Anfang 1999, nachdem sich verwaltung und Gewerkschaft auf ein „themenbasiertes Verhandlungsformat“ zur Prüfung der gesundheitlichen Leistungen geeinigt hatten, bildeten sie einen sechsköpfigen „Faktenfindungsausschuss“. Angeblich gab es in diesem Prozess keine „Seiten“, obwohl die Mitglieder offensichtlich die Interessen ihrer Fraktion vertraten.
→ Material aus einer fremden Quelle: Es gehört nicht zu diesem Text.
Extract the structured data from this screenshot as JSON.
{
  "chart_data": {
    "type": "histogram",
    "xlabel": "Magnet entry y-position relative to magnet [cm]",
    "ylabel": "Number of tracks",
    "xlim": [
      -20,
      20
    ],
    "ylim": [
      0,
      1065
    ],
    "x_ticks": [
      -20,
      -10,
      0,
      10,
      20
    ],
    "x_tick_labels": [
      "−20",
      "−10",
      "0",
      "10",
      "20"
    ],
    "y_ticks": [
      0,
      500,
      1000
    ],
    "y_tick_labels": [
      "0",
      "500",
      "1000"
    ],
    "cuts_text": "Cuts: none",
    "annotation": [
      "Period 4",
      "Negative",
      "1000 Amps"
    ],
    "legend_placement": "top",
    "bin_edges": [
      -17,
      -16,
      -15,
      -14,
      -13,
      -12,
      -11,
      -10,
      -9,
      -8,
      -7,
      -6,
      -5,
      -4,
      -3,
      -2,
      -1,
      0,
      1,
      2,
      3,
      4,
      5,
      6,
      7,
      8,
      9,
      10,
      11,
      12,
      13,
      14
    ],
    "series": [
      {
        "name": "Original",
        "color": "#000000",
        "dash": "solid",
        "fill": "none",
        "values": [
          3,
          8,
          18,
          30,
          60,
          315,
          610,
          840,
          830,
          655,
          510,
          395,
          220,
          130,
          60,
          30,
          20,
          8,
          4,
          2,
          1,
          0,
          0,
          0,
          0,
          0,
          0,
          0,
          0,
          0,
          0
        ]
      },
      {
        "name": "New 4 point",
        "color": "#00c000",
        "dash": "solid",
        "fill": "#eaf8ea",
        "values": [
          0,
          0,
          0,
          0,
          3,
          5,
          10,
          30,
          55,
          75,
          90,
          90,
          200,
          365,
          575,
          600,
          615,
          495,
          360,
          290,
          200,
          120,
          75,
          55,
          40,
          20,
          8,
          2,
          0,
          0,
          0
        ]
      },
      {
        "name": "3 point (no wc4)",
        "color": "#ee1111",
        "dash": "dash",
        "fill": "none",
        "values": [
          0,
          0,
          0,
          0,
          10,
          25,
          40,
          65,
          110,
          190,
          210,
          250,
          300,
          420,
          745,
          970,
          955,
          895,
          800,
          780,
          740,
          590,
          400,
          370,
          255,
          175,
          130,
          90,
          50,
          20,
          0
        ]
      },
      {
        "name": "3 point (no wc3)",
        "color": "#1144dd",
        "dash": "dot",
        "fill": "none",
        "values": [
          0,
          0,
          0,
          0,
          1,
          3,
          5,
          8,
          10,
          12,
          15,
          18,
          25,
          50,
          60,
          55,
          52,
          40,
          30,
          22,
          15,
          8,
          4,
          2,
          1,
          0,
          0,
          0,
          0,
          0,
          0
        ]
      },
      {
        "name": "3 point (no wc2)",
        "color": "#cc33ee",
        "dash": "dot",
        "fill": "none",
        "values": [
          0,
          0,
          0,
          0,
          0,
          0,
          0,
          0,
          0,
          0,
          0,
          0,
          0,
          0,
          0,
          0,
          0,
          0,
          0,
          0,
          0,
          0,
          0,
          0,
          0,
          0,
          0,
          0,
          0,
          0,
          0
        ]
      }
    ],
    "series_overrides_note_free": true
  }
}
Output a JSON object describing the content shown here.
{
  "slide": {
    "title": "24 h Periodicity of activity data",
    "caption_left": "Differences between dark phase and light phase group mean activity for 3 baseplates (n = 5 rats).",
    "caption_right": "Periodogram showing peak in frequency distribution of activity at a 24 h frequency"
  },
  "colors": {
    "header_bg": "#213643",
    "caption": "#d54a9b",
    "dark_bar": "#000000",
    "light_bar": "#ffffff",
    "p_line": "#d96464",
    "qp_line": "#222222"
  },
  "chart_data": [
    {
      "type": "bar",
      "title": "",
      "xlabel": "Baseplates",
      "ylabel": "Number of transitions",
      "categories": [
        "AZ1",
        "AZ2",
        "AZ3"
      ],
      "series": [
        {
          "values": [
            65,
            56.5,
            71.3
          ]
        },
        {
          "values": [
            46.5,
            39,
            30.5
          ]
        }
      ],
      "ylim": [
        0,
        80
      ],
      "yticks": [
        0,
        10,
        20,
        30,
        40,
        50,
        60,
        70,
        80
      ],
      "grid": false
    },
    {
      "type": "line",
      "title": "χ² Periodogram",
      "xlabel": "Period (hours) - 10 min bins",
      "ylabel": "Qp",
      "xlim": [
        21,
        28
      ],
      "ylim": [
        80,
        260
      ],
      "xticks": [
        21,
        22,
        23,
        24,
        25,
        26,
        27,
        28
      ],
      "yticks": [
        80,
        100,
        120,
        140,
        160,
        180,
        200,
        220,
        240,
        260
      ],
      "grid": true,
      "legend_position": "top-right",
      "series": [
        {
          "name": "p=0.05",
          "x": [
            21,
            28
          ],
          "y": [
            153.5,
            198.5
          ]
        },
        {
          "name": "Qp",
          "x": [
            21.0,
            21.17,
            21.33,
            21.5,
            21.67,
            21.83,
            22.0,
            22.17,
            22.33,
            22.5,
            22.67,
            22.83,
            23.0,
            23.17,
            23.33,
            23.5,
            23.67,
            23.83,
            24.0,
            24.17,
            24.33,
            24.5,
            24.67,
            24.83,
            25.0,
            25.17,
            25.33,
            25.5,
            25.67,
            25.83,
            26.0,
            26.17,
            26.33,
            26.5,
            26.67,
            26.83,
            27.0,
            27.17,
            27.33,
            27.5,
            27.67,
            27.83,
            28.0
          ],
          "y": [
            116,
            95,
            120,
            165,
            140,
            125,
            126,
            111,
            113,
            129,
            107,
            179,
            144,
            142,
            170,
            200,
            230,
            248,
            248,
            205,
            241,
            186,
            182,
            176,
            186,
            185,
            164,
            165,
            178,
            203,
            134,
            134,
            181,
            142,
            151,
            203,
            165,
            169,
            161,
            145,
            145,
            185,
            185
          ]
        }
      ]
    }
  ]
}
Das Team der Verwaltung bestand aus dem Chefverhandler des Vertrags (ebenfalls ein professioneller Ökonom), dem Benefit Manager und einem externen Anwalt, der als Berater fungierte. Zum Team der Gewerkschaft gehörten ihr Chef-Vertragsverhandler (ein auf Steuerpolitik spezialisierter Juraprofessor), ich selbst und ein drittes Mitglied, das in der Vergangenheit gewerkschaftspolitische Verhandlungen geleitet hatte. Die Treffen begannen am 15. März, etwa fünf Monate vor Ablauf des Vertrags. Der Ausschuß sollte den Verhandlungsteams bis zum 1. Mai 1999 einen Bericht vorlegen. Die privaten Diskussionen unter den Unterhändlern der Universitäten brachten ein allgemeines Verständnis dafür, dass Gesundheitsleistungen und Geldlöhne alternative Verwendungsmöglichkeiten für das Gesamtleistungspaket darstellten. Doch wenn man die Möglichkeit erhält, potenzielle Kosten im Zusammenhang mit dem moralischen Risiko anzugehen, gab es keine Änderungen, so dass zumindest einige höhere (Geschäfts-)Kosten (in diesem unvollkommen wettbewerbsorientierten Sektor) an die Verbraucher weitergegeben würden. Folgt die Versicherung der Lehrbuchdefinition des moralischen Risikos, was die Arbeitnehmer dazu bringt, mehr zu kaufen, als sie ohne Versicherung getan hätten, dann ist es unwahrscheinlich, dass die marginale Bewertung der Gesundheitsleistungen so hoch ist wie die Grenzkosten für ihre Bereitstellung.

Als extremes Beispiel, mein Apotheker vor Ort sagte mir, dass er verschreibungspflichtige Shampoo verkauft, verschreibungspflichtige Zahnpasta, und verschreibungspflichtige Rasiercreme. Bei 2 DOLLAR pro Rezept sind diese Artikel deutlich billiger als rezeptfreie Store- oder Namensmarken-Ersatzprodukte. Anfang 1999 war ich als Professor für Gesundheitsökonomie und Gewerkschaftsvertreter an einer großen Universität in einem Ausschuss für Gesundheitsleistungen tätig und bereitete mich auf formelle Vertragsverhandlungen vor, die im Sommer beginnen sollten. Der Ausschuss hatte ein „themenbasiertes“ Verhandlungsformat und bestand aus Vertretern der Fakultätsgewerkschaften und Mitgliedern der Universitätsverwaltung. Sie wurden aufgefordert, einen Bericht vorzulegen, den die Verhandlungsführer bei den formellen Verhandlungen verwenden könnten. Sowohl die Gewerkschaftsvertreter als auch die Mitglieder der Universitätsverwaltung hofften, dass der Ausschuss die Schnäppchenjäger gut genug vorbereiten könne, damit sie Die Gesundheitsfragen nicht mit Kompromissen und Ad-hoc-Formeln in letzter Minute regeln müssten.